A recent peer-reviewed study published in Communications Psychology reveals that advanced large language models (LLMs), including ChatGPT-4, outperform humans in emotional intelligence (EI) assessments. The study, authored by Katja Schlegel, Nils R. Sommer, and Marcello Mortillaro, thoroughly evaluated six LLMs across five standardized EI tests, comparing their performance with human benchmarks and assessing their ability to generate valid EI test items.
Emotional intelligence encompasses skills such as recognizing, understanding, managing, and reasoning about emotions. These abilities are crucial for effective communication and mental well-being. The researchers aimed to determine whether AI models could reason about emotions similarly to humans, especially given the rise of emotionally responsive AI agents in various sectors.
The study involved testing six LLMs—ChatGPT-4, ChatGPT-01, Copilot 365, Claude 3.5 Haiku, Gemini 1.5 Flash, and DeepSeek V3—using five validated EI tests: the Situational Test of Emotion Management (STEM), the Situational Test of Emotion Understanding (STEU), the Geneva Emotion Knowledge Test – Blends (GEMOK-Blends), and two subtests from the Geneva Emotional Competence Test (GECo) focused on regulation and management.
Results indicated that all six AI models achieved a mean accuracy of 81% on EI tests, significantly higher than the 56% average score obtained by human participants in previous validations. The performance of the LLMs correlated with item difficulty, showing that they answered easier questions correctly, similar to human patterns.
In a second phase, researchers explored whether LLMs could create EI assessments of comparable quality to those crafted by psychologists. ChatGPT-4 generated test items for each of the five EI assessments, which were subsequently validated with 467 participants across five studies. The AI-generated tests underwent evaluation based on criteria such as clarity, realism, content diversity, internal consistency, and correlations with external benchmarks like vocabulary tests.
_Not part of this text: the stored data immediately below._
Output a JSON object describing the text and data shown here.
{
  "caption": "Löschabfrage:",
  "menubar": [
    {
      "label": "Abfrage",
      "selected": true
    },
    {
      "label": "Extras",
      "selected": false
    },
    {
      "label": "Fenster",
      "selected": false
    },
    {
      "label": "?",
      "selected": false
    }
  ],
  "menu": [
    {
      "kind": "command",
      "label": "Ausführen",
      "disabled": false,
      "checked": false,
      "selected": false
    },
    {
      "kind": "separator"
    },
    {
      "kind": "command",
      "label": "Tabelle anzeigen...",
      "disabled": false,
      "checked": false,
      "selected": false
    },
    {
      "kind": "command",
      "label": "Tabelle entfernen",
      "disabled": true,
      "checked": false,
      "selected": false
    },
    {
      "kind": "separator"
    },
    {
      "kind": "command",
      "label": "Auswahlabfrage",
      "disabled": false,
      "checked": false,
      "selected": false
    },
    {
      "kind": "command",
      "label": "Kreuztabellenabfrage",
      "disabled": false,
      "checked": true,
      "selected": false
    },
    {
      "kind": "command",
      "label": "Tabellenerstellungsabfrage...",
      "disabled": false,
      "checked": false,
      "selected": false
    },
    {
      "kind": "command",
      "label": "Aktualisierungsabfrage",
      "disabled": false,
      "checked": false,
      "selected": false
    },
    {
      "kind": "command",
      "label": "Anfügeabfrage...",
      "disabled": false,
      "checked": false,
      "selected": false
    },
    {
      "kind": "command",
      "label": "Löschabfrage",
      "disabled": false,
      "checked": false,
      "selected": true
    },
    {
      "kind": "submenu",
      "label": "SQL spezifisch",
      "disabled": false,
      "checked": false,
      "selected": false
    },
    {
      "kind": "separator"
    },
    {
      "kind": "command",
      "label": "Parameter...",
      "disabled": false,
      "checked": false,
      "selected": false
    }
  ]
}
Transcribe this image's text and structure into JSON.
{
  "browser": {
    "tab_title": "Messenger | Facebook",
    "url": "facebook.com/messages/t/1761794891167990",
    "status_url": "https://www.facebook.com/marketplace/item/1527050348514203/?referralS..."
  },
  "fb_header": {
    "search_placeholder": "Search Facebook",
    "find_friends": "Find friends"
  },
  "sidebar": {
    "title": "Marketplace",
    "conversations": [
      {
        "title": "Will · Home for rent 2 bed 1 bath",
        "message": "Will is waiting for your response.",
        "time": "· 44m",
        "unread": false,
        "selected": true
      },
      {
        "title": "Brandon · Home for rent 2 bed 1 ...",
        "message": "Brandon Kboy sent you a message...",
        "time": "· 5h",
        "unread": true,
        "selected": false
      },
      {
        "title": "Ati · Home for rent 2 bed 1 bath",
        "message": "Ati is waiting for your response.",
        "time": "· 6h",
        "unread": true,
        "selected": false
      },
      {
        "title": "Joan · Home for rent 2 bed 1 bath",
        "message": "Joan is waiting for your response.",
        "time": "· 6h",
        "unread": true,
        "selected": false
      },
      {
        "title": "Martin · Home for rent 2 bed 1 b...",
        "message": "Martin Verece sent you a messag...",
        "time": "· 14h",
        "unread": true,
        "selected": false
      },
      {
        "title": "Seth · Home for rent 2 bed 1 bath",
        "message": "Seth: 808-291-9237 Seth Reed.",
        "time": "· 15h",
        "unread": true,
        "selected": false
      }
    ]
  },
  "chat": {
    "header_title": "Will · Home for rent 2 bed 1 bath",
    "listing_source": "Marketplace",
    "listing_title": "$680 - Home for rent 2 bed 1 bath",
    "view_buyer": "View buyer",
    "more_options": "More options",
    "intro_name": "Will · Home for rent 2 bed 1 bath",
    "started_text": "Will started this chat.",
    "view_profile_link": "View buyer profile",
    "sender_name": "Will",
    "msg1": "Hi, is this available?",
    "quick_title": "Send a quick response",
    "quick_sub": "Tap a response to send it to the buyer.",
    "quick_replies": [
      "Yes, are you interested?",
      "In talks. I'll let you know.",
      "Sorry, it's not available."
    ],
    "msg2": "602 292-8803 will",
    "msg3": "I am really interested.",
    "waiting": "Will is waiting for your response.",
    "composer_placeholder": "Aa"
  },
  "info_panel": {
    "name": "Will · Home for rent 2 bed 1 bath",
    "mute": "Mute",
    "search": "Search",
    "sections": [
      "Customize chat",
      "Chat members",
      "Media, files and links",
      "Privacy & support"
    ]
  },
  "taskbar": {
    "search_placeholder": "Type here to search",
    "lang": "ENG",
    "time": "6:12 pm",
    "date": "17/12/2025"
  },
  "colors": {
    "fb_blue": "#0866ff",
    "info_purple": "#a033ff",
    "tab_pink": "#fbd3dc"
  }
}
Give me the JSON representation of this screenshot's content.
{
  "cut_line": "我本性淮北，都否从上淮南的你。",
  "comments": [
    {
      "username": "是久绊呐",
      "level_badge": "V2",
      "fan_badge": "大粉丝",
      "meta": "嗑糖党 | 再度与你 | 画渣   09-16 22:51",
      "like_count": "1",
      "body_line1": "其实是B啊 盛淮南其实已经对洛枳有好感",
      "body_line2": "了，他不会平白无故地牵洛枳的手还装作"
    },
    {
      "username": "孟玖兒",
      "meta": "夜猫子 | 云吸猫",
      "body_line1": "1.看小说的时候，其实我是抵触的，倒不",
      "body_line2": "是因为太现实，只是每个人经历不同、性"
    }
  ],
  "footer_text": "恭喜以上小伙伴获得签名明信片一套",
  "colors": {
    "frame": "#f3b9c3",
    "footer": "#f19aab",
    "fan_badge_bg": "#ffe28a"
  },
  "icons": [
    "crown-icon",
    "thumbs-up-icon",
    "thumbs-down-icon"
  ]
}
Key findings from this phase included: – **Statistical Equivalence in Difficulty**: The original tests and those generated by ChatGPT-4 demonstrated comparable difficulty, confirming that the AI can produce evaluations of similar complexity. – **Clarity and Realism**: Both sets of tests were rated similarly in clarity, but the ChatGPT-generated tests received slightly higher realism ratings, suggesting they can create believable emotional scenarios. – **Content Diversity**: Participants found the original test scenarios to have more thematic variety compared to the AI-generated items, indicating a limitation in ChatGPT’s creative range. – **Construct Validity**: Correlations between ChatGPT-generated tests and other EI assessments were slightly lower, yet the overall correlation remained strong (r = 0.46), showing that they measured closely related constructs.
The implications of this study extend beyond academic testing. It positions LLMs like ChatGPT-4 as practical tools for fostering emotionally intelligent interactions in various fields, including healthcare, education, and human resources. These models could provide consistent performance in contexts that require emotional regulation, unaffected by factors such as mood or stress, which can compromise human performance.
Moreover, the study highlights ChatGPT-4’s potential in psychometric development. Typically, creating EI assessments demands extensive resources, yet ChatGPT-4 was able to generate structured tests rapidly with minimal prompts, expediting the initial stages of test development. However, the authors emphasize the necessity of expert validation to ensure the quality of the final assessments.
Despite these promising findings, limitations persist. The study primarily utilized Western-centric cultural norms in both test design and LLM training data, which may not fully reflect diverse emotional expressions and interpretations across cultures. Additionally, the opaque nature of LLMs raises questions regarding their explainability, consistency between different model versions, and their ability to contextualize complexities in real-world emotional scenarios.